Stapled to a big fence post just below dirt level, and why it was left on, I haven't the faintest. I didn't see it when I walked the fences earlier this month (or last year, either, 'cause it surely didn't just now materialize) and Amyra caught her foot in the very end of a 15' stretch of it. She must have stepped into it somehow, and then like a rabbit in a trap, pulled, and the twist that formed the loop tightened down until it wouldn't slide back down over her hoof. And of course, right in the corner where two sections of barbwire meet. Yes, I know, barbwire + horses = bad news, but it's a COW pasture I keep being told. Sigh.
She wasn't panicked, thankfully, just ticked to be stuck. And not best pleased at being deserted by the boys. I ran back to the barn after a halter & lead, channel locks (because no way were bare hands or light pliers going to do the trick), and the wire cutters just in case she decided now was the right time to back into the fence, start kicking, and get tangled up in it, too.

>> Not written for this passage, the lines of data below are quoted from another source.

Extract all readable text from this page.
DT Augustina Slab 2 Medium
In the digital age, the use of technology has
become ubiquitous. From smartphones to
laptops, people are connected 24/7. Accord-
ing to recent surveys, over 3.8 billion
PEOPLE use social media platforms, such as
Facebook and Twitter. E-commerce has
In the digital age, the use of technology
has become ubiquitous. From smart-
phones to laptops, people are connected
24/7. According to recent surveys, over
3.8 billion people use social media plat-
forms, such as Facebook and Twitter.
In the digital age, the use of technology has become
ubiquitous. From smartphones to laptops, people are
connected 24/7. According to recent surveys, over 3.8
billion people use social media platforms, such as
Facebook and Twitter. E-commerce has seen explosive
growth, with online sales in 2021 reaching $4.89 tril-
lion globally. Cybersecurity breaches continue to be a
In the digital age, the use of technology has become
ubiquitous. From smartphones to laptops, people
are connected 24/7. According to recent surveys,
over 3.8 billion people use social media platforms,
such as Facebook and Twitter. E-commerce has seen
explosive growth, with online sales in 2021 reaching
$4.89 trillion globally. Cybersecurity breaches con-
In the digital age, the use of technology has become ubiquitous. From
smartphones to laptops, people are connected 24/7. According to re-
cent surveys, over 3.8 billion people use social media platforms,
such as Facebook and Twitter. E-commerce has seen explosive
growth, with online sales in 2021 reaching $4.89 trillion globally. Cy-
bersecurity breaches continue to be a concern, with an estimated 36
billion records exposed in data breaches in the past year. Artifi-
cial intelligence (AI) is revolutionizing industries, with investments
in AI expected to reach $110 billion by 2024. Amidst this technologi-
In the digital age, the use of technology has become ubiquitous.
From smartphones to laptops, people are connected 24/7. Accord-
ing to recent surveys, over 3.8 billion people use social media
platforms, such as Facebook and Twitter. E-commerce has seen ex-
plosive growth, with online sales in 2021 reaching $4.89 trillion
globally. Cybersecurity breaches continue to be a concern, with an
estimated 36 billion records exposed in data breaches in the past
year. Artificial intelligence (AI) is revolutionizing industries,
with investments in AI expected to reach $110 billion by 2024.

Oh, and treats and the clicker. And that proved to be the trick. Once she determined that standing still while I untwisted the three-times-wound-around end, one twist at a time, with the channel locks so she could step out got her a clicker-reward, she was stationary. No kicking, no fussing, just the occasional butt-sniff to see what I was up to.
Five minutes - that felt like 50, let me tell you - and she was loose. I led her back, let her get a drink, tied her up and examined the damage - completely superficial, thank you, thank you, thank you! - and applied some topical wound spray to what basically amounted to a rub mark and one scrape on the opposite leg from the cable end. Tolerating me poking and prodding got her some more clicks/treats, which she definitely didn't mind. When I put her back in with the boys she had another drink and headed over to the feeder without any more fuss and no trace of soreness.
And THEN I spent the next five minutes sitting on the well house with my head between my knees until my stomach decided to behave. So grateful I was home sick. Not to mention that:
- We've done rope work, so she didn't freak out when her foot wouldn't come loose
- If she had to get stuck in something, the cable was nice and thick and left a few surface scrapes, but no worse damage
- We've apparently established enough of a rapport that even though every time I pried on the cable it dug into her, she tolerated it because she trusted that I was helping. Well, that or she just really liked the treats...
2 comments:
WOW definitely a good reason to be Thankful! Unbelievably lucky to have been home that day. Crazy to think what could have happened if you had been gone all day. Silly horses can sure find them selves in precarious positions without even trying I tell you.
I know, right? It's like they have radar.